Ali speaks quietly, dispassionately, almost as if the story has happened to someone else. But it is his ordeal, and his body that carries the scars. It started two years ago. Ali was a university student and he joined a street demonstration. Then the shooting began.

"There was a person next to me who was killed. He was shot in the head and I was shot five times" in the abdomen, he recalls. "I thought it was the end of my life. The pain was indescribable."

Incredibly, he survived – not just the shooting, but also a brutal 80-kilometre ride in an ambulance that took him to a hospital in Turkey. There he fell into a coma. It lasted 70 days. During that time doctors operated on him four times.

"When I woke up, my brother Ahmed came. He explained to me that they removed part of my colon. Then the doctor came and showed me the bullets they took out. He showed me four bullets. One was still inside my body."

The doctor also told Ali he couldn't remove the last bullet; it was dangerously lodged in his groin, and he didn't have the expertise to take it out. Ali's best chance of complete recovery lay with a specialized hospital in Berlin. He would also need surgery to repair his shattered hip. His intestines are held in place by an internal abdominal binder.

And so Ali began planning his dangerous trek. He first had to regain his strength, then find the money – more than US $1,000 – to pay smugglers to cross into Europe.
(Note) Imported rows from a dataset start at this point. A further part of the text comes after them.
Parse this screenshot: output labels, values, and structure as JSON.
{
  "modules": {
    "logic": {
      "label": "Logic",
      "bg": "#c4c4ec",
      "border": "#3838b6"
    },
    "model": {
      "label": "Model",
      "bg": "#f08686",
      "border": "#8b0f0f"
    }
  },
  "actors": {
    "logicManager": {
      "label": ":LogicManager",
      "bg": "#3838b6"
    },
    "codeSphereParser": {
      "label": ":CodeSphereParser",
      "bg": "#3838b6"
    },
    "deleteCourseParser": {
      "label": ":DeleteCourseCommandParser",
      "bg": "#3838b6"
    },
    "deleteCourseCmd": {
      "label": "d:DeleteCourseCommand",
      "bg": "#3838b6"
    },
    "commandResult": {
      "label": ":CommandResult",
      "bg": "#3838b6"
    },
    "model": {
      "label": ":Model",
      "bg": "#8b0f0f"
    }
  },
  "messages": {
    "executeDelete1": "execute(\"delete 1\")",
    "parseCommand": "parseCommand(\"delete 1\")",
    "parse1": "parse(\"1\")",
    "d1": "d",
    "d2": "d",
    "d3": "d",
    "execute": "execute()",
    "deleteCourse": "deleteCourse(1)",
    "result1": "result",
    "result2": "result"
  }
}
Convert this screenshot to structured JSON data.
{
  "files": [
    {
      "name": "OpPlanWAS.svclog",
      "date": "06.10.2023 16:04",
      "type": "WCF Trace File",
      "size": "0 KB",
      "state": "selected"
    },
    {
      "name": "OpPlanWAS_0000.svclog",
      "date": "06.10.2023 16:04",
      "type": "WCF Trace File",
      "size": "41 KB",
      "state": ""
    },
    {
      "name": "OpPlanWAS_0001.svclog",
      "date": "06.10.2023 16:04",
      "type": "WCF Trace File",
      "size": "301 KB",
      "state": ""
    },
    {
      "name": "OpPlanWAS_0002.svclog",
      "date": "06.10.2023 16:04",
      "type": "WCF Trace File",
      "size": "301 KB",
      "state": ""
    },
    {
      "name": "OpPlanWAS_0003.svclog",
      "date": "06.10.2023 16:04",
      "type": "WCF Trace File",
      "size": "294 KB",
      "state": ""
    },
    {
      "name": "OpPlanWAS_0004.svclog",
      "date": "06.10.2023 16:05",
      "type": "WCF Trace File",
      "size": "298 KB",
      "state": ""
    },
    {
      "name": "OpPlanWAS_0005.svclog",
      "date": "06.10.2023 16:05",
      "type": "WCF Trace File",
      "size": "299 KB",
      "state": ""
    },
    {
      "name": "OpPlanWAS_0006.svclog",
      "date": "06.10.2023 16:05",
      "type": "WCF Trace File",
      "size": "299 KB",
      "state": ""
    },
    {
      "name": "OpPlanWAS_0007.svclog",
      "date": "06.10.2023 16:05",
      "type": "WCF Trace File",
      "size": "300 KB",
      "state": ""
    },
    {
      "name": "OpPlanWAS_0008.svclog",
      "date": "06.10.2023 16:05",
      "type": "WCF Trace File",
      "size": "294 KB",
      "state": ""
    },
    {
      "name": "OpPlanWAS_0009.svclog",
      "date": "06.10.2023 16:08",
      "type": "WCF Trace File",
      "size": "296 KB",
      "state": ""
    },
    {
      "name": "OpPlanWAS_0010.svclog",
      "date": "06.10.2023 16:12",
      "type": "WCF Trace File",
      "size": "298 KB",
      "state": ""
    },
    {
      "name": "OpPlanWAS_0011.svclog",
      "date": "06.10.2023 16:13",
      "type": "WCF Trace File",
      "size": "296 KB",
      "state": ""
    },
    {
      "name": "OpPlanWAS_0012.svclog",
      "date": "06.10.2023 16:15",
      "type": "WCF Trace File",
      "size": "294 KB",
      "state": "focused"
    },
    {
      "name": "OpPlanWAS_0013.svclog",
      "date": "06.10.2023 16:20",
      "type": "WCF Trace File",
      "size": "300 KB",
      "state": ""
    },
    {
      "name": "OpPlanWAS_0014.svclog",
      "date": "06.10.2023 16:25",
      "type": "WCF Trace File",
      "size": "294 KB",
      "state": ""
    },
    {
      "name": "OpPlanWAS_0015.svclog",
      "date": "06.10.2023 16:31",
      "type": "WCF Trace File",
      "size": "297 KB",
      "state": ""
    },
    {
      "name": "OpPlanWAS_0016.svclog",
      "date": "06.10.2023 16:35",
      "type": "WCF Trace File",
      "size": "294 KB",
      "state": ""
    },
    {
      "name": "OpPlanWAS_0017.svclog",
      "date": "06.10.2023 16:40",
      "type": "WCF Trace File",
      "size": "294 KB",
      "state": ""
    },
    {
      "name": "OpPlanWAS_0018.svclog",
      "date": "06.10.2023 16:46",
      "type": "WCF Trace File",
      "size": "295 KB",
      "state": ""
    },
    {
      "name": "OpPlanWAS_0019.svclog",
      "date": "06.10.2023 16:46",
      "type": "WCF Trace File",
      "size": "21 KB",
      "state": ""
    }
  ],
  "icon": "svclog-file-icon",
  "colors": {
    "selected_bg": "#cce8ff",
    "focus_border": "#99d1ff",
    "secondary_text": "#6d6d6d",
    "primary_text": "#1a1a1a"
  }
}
That short sea voyage almost cost him his life again.

Over three days we see Ali several times. His smile grows wider each time; he has a talent for friendship. In the disused Captain Elias hotel, on the outskirts of town, he shares a room with several new friends, young men he met as began his refugee trek.

"My friends promised me that they will help on the way, if I feel tired, or if I fall down," he says. "The way is very long and hard."

The way he is talking about would be across the Balkans, from Athens into Austria and Germany – on foot, and led by paid smugglers. He says he's determined to try, despite the searing pain in his joints, which exhausts him after two hours on his feet.

"I am so happy that God helped me and that the Greeks rescued us from the sea."

His fear is that he will be separated from his friends in the process leading to their official registration as refugees in Athens. His hope is to regain his health, to finish his studies in economics and to return to a Syria once more at peace.

Ali radiates quiet optimism in the face of enormous odds. His describes his Facebook page as a "Space of Hope".

When I last see him, he puts his arm around my shoulder and says, "You are my father."

I am, rather, a witness to a man of great fortitude, a man who refuses pity and instead speaks of happiness.

"I am so happy that God helped me and that the Greeks rescued us from the sea," he says.